Did Galileo fudge the findings?
Galileo Galilei was right: Earth moves around the Sun, just as Nicolaus Copernicus said it did in 1543. But had Galileo followed the results of his observations to their logical conclusion, he should have backed another system — the Tychonic view that Earth didn’t move, and that everything else circled around it and the Sun, as developed by Danish astronomer Tycho Brahe in the sixteenth century.
This is the conclusion that Christopher Graney, a physicist at Jefferson Community and Technical College in Louisville, Kentucky, came to after reading manuscripts from another astronomer who was active in the late sixteenth and early seventeenth century, at the same time as Galileo.
Graney suggested in 2008 that Galileo’s observations of stars were actually diffraction patterns called Airy disks — patterns of concentric circles that arise when light from a point source, such as a star, passes through a hole.
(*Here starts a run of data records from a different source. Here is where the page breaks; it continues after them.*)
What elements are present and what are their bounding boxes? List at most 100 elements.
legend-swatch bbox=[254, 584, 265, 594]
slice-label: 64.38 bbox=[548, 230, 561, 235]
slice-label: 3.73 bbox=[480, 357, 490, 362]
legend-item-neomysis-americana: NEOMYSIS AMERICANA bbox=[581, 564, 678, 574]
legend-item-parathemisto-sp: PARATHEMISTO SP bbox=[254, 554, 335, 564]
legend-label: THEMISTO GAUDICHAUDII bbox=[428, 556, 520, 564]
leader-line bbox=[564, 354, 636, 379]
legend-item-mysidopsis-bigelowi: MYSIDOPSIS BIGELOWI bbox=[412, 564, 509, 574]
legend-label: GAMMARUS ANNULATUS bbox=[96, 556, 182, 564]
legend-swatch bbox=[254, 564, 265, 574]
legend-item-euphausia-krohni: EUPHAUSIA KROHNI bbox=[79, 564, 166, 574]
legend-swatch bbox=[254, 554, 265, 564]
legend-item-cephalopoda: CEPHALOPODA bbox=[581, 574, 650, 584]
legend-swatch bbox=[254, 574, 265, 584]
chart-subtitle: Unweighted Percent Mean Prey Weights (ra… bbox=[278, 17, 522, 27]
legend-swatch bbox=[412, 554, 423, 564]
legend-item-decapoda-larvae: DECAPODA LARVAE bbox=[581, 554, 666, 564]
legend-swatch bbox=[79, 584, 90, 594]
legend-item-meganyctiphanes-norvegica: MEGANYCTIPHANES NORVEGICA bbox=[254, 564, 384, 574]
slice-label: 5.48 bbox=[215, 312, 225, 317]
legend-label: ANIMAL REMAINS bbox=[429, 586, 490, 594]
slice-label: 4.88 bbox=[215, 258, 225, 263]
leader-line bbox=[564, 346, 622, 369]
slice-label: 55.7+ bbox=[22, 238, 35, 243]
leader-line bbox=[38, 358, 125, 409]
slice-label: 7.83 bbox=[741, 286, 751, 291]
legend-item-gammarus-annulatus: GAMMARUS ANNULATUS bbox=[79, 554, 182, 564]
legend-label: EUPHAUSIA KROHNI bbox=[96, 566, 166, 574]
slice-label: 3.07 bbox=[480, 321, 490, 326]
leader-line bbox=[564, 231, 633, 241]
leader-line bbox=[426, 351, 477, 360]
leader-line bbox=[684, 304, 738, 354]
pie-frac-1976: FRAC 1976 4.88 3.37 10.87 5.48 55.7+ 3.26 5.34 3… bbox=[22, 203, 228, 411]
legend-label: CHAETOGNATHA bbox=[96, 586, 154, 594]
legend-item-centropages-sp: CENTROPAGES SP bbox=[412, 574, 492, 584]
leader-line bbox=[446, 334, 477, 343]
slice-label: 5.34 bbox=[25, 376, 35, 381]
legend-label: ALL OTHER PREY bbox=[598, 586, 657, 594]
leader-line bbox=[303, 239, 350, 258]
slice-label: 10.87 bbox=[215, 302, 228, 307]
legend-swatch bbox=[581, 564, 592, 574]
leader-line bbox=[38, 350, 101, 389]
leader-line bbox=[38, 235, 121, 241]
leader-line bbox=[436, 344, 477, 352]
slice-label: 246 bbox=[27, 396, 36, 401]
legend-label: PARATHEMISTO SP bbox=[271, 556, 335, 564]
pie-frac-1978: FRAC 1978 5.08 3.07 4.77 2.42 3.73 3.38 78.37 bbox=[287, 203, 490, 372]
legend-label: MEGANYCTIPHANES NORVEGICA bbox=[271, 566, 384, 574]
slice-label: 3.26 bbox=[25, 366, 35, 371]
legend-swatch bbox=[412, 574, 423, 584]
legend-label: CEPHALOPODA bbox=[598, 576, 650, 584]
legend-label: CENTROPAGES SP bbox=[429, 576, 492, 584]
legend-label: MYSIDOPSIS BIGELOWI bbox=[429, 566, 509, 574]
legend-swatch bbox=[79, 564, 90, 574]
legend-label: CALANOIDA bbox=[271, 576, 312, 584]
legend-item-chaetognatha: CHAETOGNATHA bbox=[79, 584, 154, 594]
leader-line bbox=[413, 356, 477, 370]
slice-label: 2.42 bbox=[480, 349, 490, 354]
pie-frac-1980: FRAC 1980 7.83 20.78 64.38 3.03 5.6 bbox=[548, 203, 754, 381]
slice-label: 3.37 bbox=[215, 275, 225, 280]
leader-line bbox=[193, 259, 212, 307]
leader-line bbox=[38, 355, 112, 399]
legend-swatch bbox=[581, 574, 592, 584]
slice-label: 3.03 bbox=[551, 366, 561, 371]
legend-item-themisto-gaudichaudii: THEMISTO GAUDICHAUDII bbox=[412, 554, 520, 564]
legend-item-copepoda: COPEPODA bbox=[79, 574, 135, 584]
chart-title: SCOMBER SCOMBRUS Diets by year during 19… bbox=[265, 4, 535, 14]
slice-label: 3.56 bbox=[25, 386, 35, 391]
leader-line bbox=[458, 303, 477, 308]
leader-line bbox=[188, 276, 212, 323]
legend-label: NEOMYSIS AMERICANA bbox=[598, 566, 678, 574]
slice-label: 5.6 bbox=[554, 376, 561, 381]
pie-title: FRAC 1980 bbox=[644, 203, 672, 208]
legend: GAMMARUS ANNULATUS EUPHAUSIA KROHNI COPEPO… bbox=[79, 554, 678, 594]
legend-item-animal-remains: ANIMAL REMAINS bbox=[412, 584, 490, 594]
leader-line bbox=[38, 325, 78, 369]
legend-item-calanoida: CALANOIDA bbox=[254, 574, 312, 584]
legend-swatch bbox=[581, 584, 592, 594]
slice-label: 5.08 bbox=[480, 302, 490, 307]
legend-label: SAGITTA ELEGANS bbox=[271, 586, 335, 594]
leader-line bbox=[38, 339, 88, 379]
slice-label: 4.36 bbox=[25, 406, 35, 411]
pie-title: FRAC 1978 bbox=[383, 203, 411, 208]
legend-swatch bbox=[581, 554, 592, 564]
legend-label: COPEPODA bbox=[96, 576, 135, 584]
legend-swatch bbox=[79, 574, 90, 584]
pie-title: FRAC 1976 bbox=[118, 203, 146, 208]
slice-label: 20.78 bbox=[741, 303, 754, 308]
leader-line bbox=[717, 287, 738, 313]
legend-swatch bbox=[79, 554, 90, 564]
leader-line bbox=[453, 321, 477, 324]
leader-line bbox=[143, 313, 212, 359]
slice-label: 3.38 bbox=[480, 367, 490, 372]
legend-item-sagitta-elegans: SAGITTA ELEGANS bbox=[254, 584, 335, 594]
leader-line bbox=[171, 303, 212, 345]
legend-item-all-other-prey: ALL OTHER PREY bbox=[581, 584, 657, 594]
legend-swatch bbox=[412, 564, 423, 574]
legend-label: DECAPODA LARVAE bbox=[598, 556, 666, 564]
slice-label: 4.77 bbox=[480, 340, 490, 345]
Diffraction hadn’t been discovered in Galileo’s time, so he was unaware of the phenomenon and believed what his eyes, or his telescope, were telling him and used the observations to estimate the size and distance of stars. As a result, he got the distances of the stars too short by a factor of thousands (see ‘Galileo duped by diffraction‘).
Continues: http://www.nature.com/news/2010/100305/full/news.2010.105.html

Not having a subscription to Nature I am unable to read the articles cited. However I am intrigued by the mention of “another astronomer who was active in the late sixteenth and early seventeenth cenrtury”. Who? Presumably not Kepler or Harriot, or the name would surely have been stated.